- Born: 20 April 1868 Poltava Governorate, Russian Empire
- Died: 2 February 1931 (aged 62) Leningrad, Soviet Union
- Citizenship: Russian Empire (1868–1917) → RSFSR (1917–1922) → Soviet Union (1922–1931)
- Education: Saint Petersburg Imperial University
- Known for: wine-making technology
- Scientific career
- Fields: Oenology, Viticulture
- Workplaces: Narkomzem of the USSR, Moscow Timiryazev Agricultural Academy

= Georgy Gogol-Yanovsky =

Russian botanist

Georgy Ivanovich Gogol-Yanovsky (Гео́ргий Ива́нович Го́голь-Яно́вский; 20 April 1868 - 2 February 1931) was a Russian and Soviet botanist, teacher, wine-maker and government official.

== Life ==
Georgy Gogol-Yanovsky was born in 1868 in Poltava Governorate of the Russian Empire. His lineage was of the noble family house of Gogol-Yanovsky. In 1890, he graduated from the Physics and Mathematics faculty of the Saint Petersburg Imperial University. After briefly working at the botany department of the university, he traveled to the Caucasus. Starting from 1893 he worked as a wine-maker in Kakheti, in the estate Tsinandali, and from 1893 as the head of the Crown Land Office's wine cellar in Tiflis, where Caucasus wines were produced. In 1908, Gogol-Yanovsky was appointed as the lead manager of the Tempelhof estate with 150 desyatinas of vineyards, belonging to the Crown Land Office. There he managed the production of table wines and cognacs. From 1912 he worked as an assistant of the inspector of viticulture and wine-making, and then as a manager of the Moscow wine cellar of the Crown Land Office. After the October Revolution, Gogol-Yanovsky was in charge of a department at Narkomzem of the USSR and worked as a viticulture and wine-making specialist there. He wrote books on wine-making and viticulture as well as visited various scientific conferences in the USSR, where he met such prominent botanists as Nikolai Vavilov. Starting from the 1920 he was a senior lecturer and professor at the Moscow Timiryazev Agricultural Academy, where he led the department of viticulture.

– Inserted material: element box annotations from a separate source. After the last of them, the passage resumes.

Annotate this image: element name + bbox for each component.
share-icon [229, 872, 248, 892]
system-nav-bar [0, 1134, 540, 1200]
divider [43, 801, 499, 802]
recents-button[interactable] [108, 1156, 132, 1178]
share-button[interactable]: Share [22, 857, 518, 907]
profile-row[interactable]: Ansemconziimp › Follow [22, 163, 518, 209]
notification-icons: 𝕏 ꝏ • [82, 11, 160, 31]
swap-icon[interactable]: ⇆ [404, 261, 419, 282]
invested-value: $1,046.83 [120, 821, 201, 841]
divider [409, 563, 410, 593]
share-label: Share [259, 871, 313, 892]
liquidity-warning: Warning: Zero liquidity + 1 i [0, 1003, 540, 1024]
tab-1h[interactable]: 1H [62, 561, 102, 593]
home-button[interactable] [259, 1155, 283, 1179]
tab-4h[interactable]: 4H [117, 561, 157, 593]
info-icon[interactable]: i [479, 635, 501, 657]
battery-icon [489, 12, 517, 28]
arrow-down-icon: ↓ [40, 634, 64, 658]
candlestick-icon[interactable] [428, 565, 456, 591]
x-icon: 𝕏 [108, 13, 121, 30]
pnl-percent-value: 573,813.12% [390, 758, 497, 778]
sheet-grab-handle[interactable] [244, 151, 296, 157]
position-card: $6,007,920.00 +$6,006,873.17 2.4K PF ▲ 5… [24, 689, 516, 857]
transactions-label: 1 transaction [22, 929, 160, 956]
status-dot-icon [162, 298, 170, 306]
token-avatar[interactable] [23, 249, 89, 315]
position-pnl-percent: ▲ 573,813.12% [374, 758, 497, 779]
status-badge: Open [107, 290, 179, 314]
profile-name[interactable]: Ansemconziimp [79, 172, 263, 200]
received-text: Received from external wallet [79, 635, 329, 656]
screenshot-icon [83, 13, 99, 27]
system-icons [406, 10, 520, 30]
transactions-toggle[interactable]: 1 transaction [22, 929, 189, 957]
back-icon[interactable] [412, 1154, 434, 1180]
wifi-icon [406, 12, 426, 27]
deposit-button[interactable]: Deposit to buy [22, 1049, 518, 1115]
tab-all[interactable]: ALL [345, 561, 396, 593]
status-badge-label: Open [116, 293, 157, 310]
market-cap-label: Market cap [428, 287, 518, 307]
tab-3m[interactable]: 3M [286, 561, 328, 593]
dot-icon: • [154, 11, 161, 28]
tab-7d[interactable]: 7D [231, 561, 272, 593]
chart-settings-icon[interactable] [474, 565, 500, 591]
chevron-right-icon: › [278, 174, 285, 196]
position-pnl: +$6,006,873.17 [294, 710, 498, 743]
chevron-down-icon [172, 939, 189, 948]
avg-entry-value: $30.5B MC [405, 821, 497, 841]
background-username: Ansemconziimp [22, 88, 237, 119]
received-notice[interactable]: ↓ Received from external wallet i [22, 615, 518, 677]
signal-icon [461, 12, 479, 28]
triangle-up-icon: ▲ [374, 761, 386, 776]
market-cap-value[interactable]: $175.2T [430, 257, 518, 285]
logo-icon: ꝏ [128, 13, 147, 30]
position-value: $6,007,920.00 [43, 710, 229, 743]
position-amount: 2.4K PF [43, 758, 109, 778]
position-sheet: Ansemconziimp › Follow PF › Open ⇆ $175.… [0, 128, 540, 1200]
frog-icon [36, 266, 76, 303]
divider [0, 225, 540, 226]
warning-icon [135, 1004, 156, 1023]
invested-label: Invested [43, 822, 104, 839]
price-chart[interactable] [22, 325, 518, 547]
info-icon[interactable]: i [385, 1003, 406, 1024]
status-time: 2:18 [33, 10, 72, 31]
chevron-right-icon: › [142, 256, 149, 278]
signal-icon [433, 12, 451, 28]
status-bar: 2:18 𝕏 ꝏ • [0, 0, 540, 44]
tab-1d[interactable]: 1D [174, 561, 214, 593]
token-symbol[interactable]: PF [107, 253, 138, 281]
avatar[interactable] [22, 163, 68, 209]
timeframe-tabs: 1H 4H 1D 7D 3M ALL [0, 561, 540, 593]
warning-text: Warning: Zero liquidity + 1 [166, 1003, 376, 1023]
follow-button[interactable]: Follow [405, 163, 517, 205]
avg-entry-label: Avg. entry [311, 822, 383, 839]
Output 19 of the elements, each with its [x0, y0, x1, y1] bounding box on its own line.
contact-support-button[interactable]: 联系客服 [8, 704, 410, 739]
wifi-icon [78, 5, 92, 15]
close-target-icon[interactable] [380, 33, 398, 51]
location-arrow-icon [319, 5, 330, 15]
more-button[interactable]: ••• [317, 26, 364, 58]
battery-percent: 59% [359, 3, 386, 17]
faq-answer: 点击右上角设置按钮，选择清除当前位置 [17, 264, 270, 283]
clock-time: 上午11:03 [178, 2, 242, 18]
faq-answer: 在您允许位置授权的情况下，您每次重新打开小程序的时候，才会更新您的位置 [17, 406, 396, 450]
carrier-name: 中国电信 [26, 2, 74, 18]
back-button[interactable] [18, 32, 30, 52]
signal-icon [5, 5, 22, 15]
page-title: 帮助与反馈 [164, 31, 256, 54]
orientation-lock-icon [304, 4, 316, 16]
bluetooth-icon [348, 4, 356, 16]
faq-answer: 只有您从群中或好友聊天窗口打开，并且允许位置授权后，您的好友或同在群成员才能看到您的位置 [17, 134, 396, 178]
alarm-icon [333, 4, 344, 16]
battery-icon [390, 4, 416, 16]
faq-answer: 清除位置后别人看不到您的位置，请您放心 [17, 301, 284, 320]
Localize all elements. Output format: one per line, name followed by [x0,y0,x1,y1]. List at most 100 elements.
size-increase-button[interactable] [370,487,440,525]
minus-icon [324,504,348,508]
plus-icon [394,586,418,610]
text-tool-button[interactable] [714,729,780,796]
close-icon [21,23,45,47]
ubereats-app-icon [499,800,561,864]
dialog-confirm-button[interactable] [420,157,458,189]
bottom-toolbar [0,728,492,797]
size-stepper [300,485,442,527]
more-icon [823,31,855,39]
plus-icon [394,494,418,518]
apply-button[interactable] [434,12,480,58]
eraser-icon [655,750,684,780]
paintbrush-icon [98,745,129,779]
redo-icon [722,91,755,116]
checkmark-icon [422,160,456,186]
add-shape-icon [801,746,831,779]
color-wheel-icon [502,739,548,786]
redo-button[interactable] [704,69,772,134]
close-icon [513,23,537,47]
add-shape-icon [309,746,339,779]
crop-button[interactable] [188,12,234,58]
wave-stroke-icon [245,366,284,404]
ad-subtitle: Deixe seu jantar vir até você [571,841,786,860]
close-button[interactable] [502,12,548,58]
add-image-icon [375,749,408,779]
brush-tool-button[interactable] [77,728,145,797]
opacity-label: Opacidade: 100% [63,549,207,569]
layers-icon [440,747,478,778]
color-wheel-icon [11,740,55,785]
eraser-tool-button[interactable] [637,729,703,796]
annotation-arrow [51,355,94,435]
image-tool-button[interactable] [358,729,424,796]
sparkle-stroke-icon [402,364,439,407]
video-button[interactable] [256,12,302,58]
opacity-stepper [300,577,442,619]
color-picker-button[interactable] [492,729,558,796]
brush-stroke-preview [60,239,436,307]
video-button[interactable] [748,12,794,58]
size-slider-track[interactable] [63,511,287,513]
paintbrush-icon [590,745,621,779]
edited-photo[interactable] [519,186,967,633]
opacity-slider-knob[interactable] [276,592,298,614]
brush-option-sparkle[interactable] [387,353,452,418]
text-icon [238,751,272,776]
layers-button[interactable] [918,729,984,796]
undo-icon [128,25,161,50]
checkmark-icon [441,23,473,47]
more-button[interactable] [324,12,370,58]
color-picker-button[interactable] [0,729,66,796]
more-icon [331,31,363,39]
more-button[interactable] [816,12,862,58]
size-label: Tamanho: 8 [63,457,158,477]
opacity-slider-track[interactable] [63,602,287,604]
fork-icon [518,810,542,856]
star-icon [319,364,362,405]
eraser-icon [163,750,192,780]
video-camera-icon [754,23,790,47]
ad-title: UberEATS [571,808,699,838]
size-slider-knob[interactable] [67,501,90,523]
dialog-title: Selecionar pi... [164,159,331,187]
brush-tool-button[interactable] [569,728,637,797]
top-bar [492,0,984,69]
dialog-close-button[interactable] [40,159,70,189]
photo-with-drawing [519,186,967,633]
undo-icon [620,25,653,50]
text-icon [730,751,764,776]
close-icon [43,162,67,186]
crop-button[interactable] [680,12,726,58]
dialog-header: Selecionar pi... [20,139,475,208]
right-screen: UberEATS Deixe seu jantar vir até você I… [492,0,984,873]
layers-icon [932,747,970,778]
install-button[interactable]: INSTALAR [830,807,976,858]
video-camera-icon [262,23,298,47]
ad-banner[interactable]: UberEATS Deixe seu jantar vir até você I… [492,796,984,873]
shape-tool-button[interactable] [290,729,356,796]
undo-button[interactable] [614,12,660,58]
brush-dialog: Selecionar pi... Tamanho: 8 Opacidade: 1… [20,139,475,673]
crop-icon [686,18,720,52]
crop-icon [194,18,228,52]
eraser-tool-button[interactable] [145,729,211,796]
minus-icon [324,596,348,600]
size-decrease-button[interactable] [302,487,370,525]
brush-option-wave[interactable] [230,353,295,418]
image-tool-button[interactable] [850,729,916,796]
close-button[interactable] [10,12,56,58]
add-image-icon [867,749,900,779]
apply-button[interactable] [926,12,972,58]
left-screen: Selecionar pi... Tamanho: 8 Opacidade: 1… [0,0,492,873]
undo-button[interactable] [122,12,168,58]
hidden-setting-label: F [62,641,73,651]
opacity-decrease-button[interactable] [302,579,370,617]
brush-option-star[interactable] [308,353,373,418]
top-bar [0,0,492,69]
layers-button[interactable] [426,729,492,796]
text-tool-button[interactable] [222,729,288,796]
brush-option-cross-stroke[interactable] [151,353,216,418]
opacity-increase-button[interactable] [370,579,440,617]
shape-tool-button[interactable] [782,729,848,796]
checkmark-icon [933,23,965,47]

Gogol-Yanovsky died in Leningrad on February 2, 1931, after a brief illness.

== Achievements ==
- Introduced the European method of making the white wine in Kakheti, without fermenting the pomace
- Improved the technology of making the Riesling, Cabernet Sauvignon, Silvaner and other wines
- Developed unified regulations for fortifying and chaptalization of the wine

== Works ==
- Vineyards and Wine-making in France and Germany. Printing of the Tiflis Metekhi Penitentiary Castle, Tiflis, 1897.
- Goals of the Rational Viticulture and Wine-making. Printing of K. P. Kozlovsky, Tiflis, 1898.
- Handbook of Viticulture. State Publishing House, Moscow-Leningrad, 1928.
- Handbook of Wine-Making. State Publishing House of Agricultural Kolkhoz and Cooperative Literature, Moscow-Leningrad, 1932.